One is the presence of a collaborator. Asimov rarely collaborated willingly, and these two books are among the exceptions.
John Ciardi was a respected and successful poet, best known for his vigorous translation of Dante’s Divine Comedy. He and Asimov met at the annual Breadloaf Writing Workshop in 1951 and they became good friends shortly thereafter.
When Asimov published his earlier collections of “lecherous” limericks, he ribbed Ciardi that he, too, was now a poet. Ciardi took the bait, and Asimov shortly received a typescript of 144 (one gross) of bawdy limericks and an invitation (or challenge?) to add another gross. This particular book is the result.
Another unusual feature is the book’s relative success. (This is doubtless Ciardi’s influence.) Asimov’s other limerick volumes didn’t do very badly, but neither did they last on bookstore shelves very long. This volume, however, tenaciously remained in print long after the other bawdy limerick books.
Finally, it actually gets mentioned in the Encyclopedia Brittanica in its article on Ciardi.
Unfortunately I personally don’t care for it very much. It has been pointed out that I probably took this book too seriously when I first reviewed it, but I don’t think that’s the case.

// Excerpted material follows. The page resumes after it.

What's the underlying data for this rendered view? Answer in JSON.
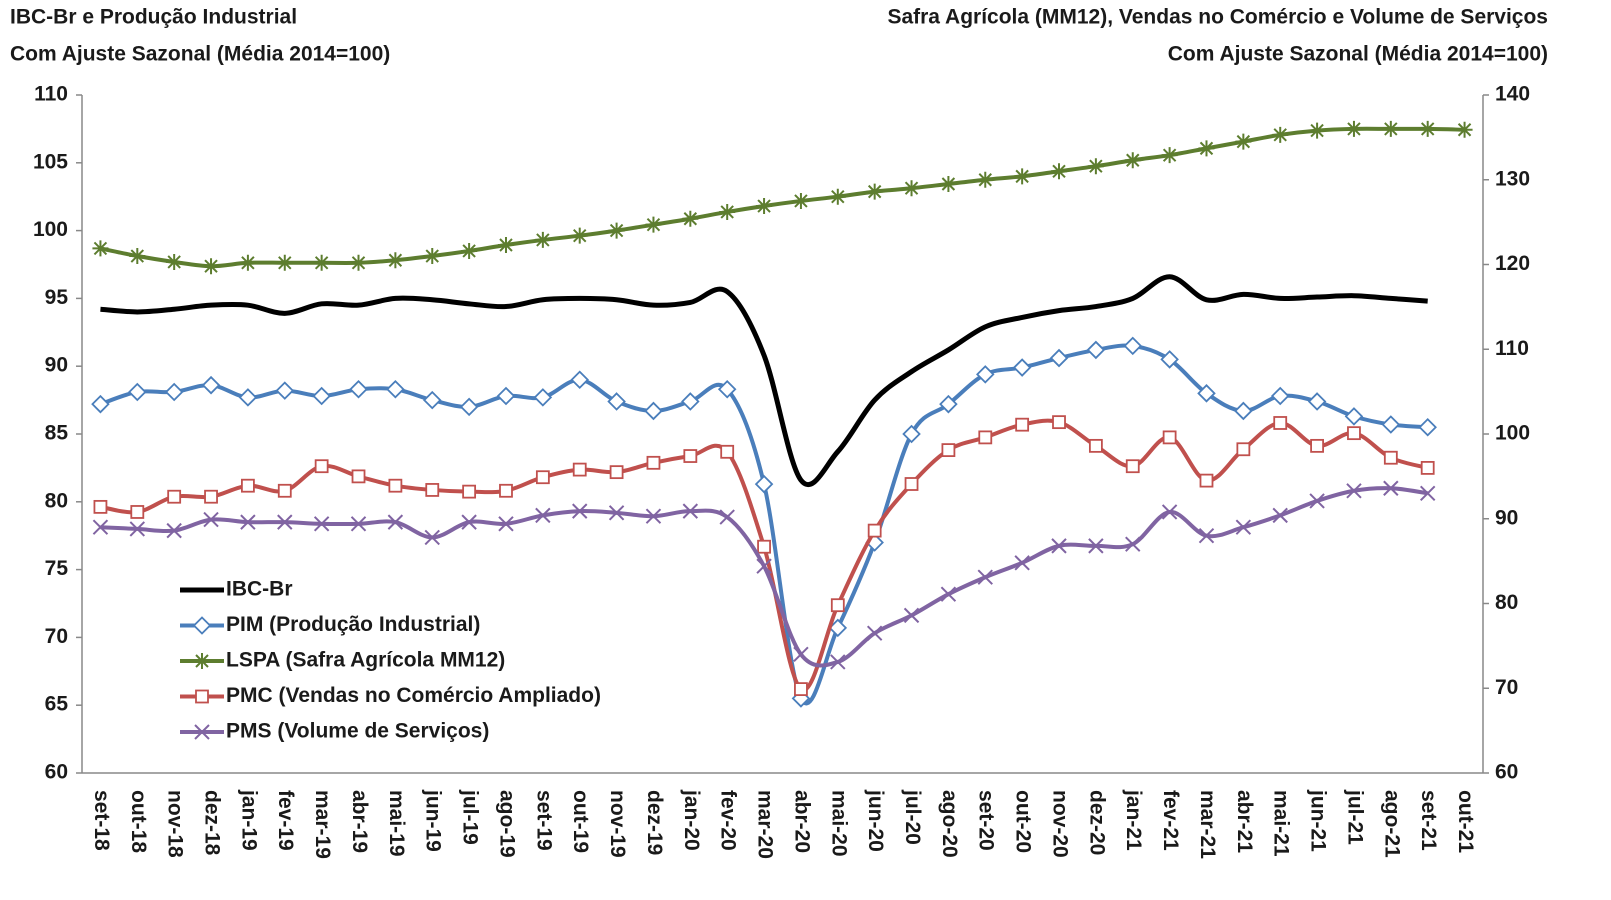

None of Asimov’s limerick books really tickle my fancy, and I even tried a book of clean limericks by Ciardi, The Hopeful Trout, which includes illustrations by Susan Meddaugh—Meddaugh’s solo efforts such as Tree of Birds were longtime bedtime staples around our house.
No luck. I was still left cold. My six-year-old loved it and mourned when we had to take it back to the library, but it did nothing for me. I guess I just don’t care for limericks.
(As an additional datum: Asimov’s light verse is among my favorite material of his, and the other poetry by Ciardi which I’ve read I also enjoy a great deal—even some of the serious poetry, which I typically do not care for much. His translation of Dante is one of the two I keep returning to, and his Monster House graces my bookshelves. I think it’s just the limericks.)
The net result is that I don’t care for this book much. The main interest here for me is comparing the styles of the two men: Asimov’s tend to be lighter and more whimsical, Ciardi’s darker and more savage. Ciardi is also the better poet—one has to spend a fair amount of time reading and rereading some of Asimov’s limericks even to get them to scan. (I find this point odd. Scansion was something important to Asimov, and certainly the bulk of his light verse shows an excellent sense of rhythm.)
Even allowing for my personal tastes, this probably isn’t the best introduction to the work of either man. Still, Asimov and Ciardi had fun writing it, and I’m sure that someone who enjoys bawdy limericks should have a pleasant couple of hours chuckling through it.